Passt - wenn sie nur nicht so kurz wäre.
Vielen Dank


----------



## didi33 (16 Sep. 2021)

Vielen Dank.


----------



## redbeard (16 Sep. 2021)

Thomas111 schrieb:


> Geiler als die Mama!!!



Seh' ich genauso, und das liegt nicht am Alter...

:thx: für die pics!


----------



## wepster (16 Sep. 2021)

danke :thx:


----------



## 307898X2 (16 Sep. 2021)

ihre Möpse sind nicht von Mama zu groß zu perfekt die kommen vom Papawinkwink2


----------



## pofan (17 Sep. 2021)

:thx: DANKE :thx::thumbup::thumbup::thumbup:


----------



## pappa (17 Sep. 2021)

Danke für Leni. Ein hübsches Kind geworden.


----------



## howdyminjung (17 Sep. 2021)

Danke, erstaunlich üppig


----------



## HaPeKa (17 Sep. 2021)

Eigentlich ganz nett, aber schade dass die Möpse nicht natürlich sind! 
Trotzdem für die Bilder: :thx:


----------



## JoeKoon (17 Sep. 2021)

Vielen Dank!


----------



## Ingggo123 (17 Sep. 2021)

nicht übel!


----------



## Daemon619 (18 Sep. 2021)

:thx: für den Upp


----------



## guds99 (18 Sep. 2021)

uhhhhh hot


----------



## Punisher (18 Sep. 2021)

geile Dinger


----------



## Tittelelli (18 Sep. 2021)

Punisher schrieb:


> geile Dinger



winzige Kugeln :WOW::WOW::WOW:


----------



## Daemon619 (29 Sep. 2021)

Danke dafür :thx:


----------



## Unknackbar (29 Sep. 2021)

Big mommy milkers- nice


----------



## Thomas111 (1 Okt. 2021)

Alex1411 schrieb:


> Passt - wenn sie nur nicht so kurz wäre.
> Vielen Dank




Na, immerhin fast 170 cm!!!!


----------



## dante_23 (12 Okt. 2021)

HaPeKa schrieb:


> Eigentlich ganz nett, aber schade dass die Möpse nicht natürlich sind!
> Trotzdem für die Bilder: :thx:



ihre brüste müssen nicht unbedingt vom schönheits-doc sein. anhand von bikini bildern ist es nahezu unmöglich zu sagen, ob echt, oder unecht.
klar, leni ist recht schlank, und da sind große brüste relativ selten, jedoch, es gibt einige frauen, die zwar sehr schlank sind, gleichzeitig aber üppige titten vorweisen können.
siehe eine amy reid, oder lucie wilde 

*Amy Reid*


 

 

*Lucie Wilde*


----------



## albert (13 Okt. 2021)

wer ist der Papa?


----------



## netta (14 Okt. 2021)

albert schrieb:


> wer ist der Papa?



Ich glaub Flavio Briatore, aber bei der Heidi kann man nicht so sicher sein. Vielleicht kennst du den Witz mit dem Manta-Fahrer und seiner Antenne


----------



## sig681 (14 Okt. 2021)

Genauso wie ihre Mutter, weiß genau wo die Papparazzi lauern...


----------



## SanFelix (16 Okt. 2021)

Dankeschön


----------



## Frantz00 (16 Okt. 2021)

Die hatte mit 17 schon die erste Busen-OP? Echt?


----------



## SanFelix (16 Okt. 2021)

Frantz00 schrieb:


> Die hatte mit 17 schon die erste Busen-OP? Echt?

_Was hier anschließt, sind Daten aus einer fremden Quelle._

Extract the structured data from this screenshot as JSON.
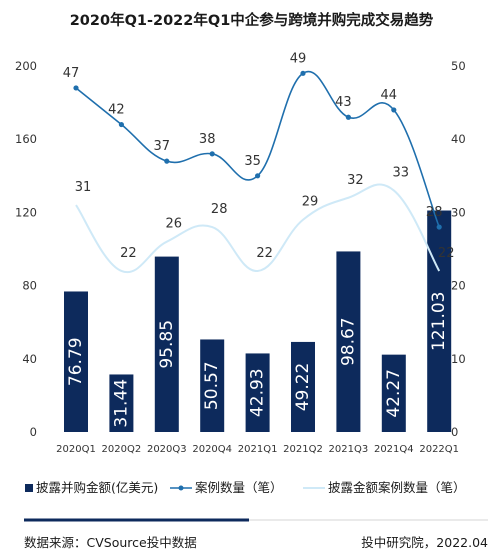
{
  "chart_data": {
    "type": "bar+line",
    "title": "2020年Q1-2022年Q1中企参与跨境并购完成交易趋势",
    "categories": [
      "2020Q1",
      "2020Q2",
      "2020Q3",
      "2020Q4",
      "2021Q1",
      "2021Q2",
      "2021Q3",
      "2021Q4",
      "2022Q1"
    ],
    "left_axis": {
      "ylim": [
        0,
        200
      ],
      "ticks": [
        0,
        40,
        80,
        120,
        160,
        200
      ]
    },
    "right_axis": {
      "ylim": [
        0,
        50
      ],
      "ticks": [
        0,
        10,
        20,
        30,
        40,
        50
      ]
    },
    "grid": false,
    "legend_position": "bottom",
    "series": [
      {
        "name": "披露并购金额(亿美元)",
        "type": "bar",
        "axis": "left",
        "color": "#0d2a5c",
        "values": [
          76.79,
          31.44,
          95.85,
          50.57,
          42.93,
          49.22,
          98.67,
          42.27,
          121.03
        ]
      },
      {
        "name": "案例数量（笔）",
        "type": "line",
        "axis": "right",
        "color": "#1f6fad",
        "marker": "circle",
        "values": [
          47,
          42,
          37,
          38,
          35,
          49,
          43,
          44,
          28
        ]
      },
      {
        "name": "披露金额案例数量（笔）",
        "type": "line",
        "axis": "right",
        "color": "#cfe9f7",
        "marker": "none",
        "values": [
          31,
          22,
          26,
          28,
          22,
          29,
          32,
          33,
          22
        ]
      }
    ]
  },
  "footer": {
    "source": "数据来源：CVSource投中数据",
    "credit": "投中研究院，2022.04"
  }
}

Glaub ich wohl eher nicht.


----------



## Sankekur (17 Okt. 2021)

Leni ist zweifellos auf dem richtigen Weg


----------



## murmel (18 Okt. 2021)

Sehr hübsch, Danke


----------



## willis (27 Okt. 2021)

Ich denk auch, alles echt, und davon dann ganz schön reichlich


----------



## shisaka (31 Okt. 2021)

Vielen Dank für Leni!


----------



## ewu50 (1 Nov. 2021)

Herzlichen Dank für Leni


----------



## Tittelelli (1 Nov. 2021)

hier kommen die "EXPERTEN" zu Wort. Noch nie einen nackten Busen in Natura gesehen
aber hier die große Ahnung. Ist wie wenn der Blinde die Farbe erklärt


----------



## boggensack224 (1 Nov. 2021)

Da wird der Kaulitz aber Augen machen...! DANKE!!!


----------



## kardinho (2 Nov. 2021)

Sehr sexy! Danke für die Bilder!


----------



## Hans80 (3 Nov. 2021)

Ganz die mama


----------



## willis (3 Nov. 2021)

boggensack224 schrieb:


> Da wird der Kaulitz aber Augen machen...! DANKE!!!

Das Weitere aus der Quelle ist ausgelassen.